Speaking of CNN, I recently witnessed an interesting contrast between developing / 3rd-world presidential press conferences and the same in first-world nations. After Manuel Zelaya (the ousted President of Honduras) tried  to return to Tegucigalpa but was unable to land, he held a press conference in San Salvador which CNN Español broadcast live. Everything about it was ghetto. First, although the other Presidents of most of Latin America were in attendance, it was held in somebody’s rec room at old wooden tables with fluorescent lighting. Really? You couldn’t get everybody to a TV-quality studio? Next, the video was transmitted via Skype from a camera on the floor, degrading the quality even further and providing a strange angle to the speakers. When it finally began, I was expecting a few brief remarks from the president of El Salvador before introducing Zelaya. The “introductory” remarks rambled on for 40 minutes! Then Zelaya, looking every bit the cowboy in his 10-gallon hat, grandstanded for another hour. Although I couldn’t understand most of the specifics, it was clearly a rambling, emotional, off-the-cuff speech. I was impressed, however, that CNN Español broadcast the entire thing.
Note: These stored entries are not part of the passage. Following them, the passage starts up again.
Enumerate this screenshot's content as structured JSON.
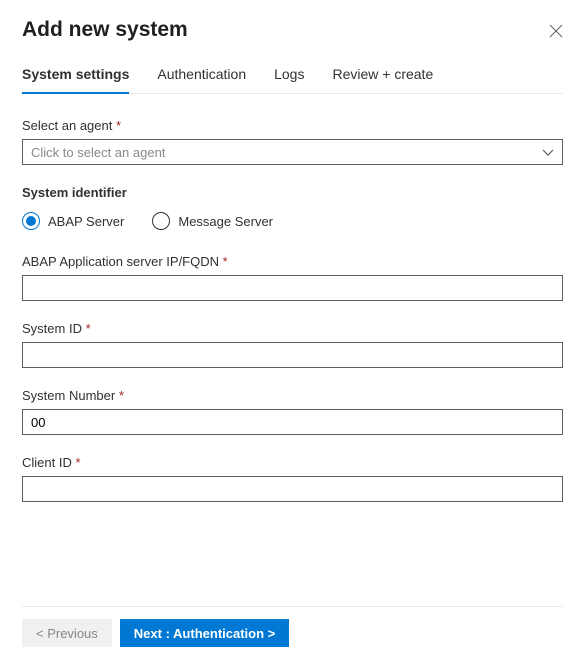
{
  "title": "Add new system",
  "tabs": [
    {
      "label": "System settings",
      "active": true
    },
    {
      "label": "Authentication",
      "active": false
    },
    {
      "label": "Logs",
      "active": false
    },
    {
      "label": "Review + create",
      "active": false
    }
  ],
  "select_agent": {
    "label": "Select an agent",
    "required": "*",
    "placeholder": "Click to select an agent"
  },
  "system_identifier": {
    "heading": "System identifier",
    "options": [
      {
        "label": "ABAP Server",
        "selected": true
      },
      {
        "label": "Message Server",
        "selected": false
      }
    ]
  },
  "fields": {
    "abap_server": {
      "label": "ABAP Application server IP/FQDN",
      "required": "*",
      "value": ""
    },
    "system_id": {
      "label": "System ID",
      "required": "*",
      "value": ""
    },
    "system_number": {
      "label": "System Number",
      "required": "*",
      "value": "00"
    },
    "client_id": {
      "label": "Client ID",
      "required": "*",
      "value": ""
    }
  },
  "footer": {
    "previous": "< Previous",
    "next": "Next : Authentication  >"
  }
}
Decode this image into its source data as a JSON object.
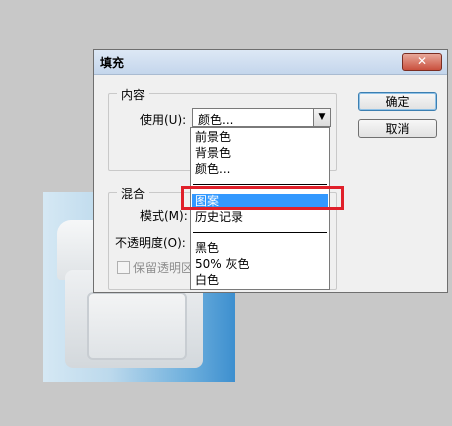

Contrast all of this with the press conference that President Obama and Russian President Medvedev gave yesterday. As one would expect, the entire enterprise was tightly scripted and controlled, everything from the flags in the background to the podiums carefully planned out.

This isn’t a judgment – there is certainly a case to be made for the more raw but real Latin American press conference – but it’s nonetheless interesting to observe.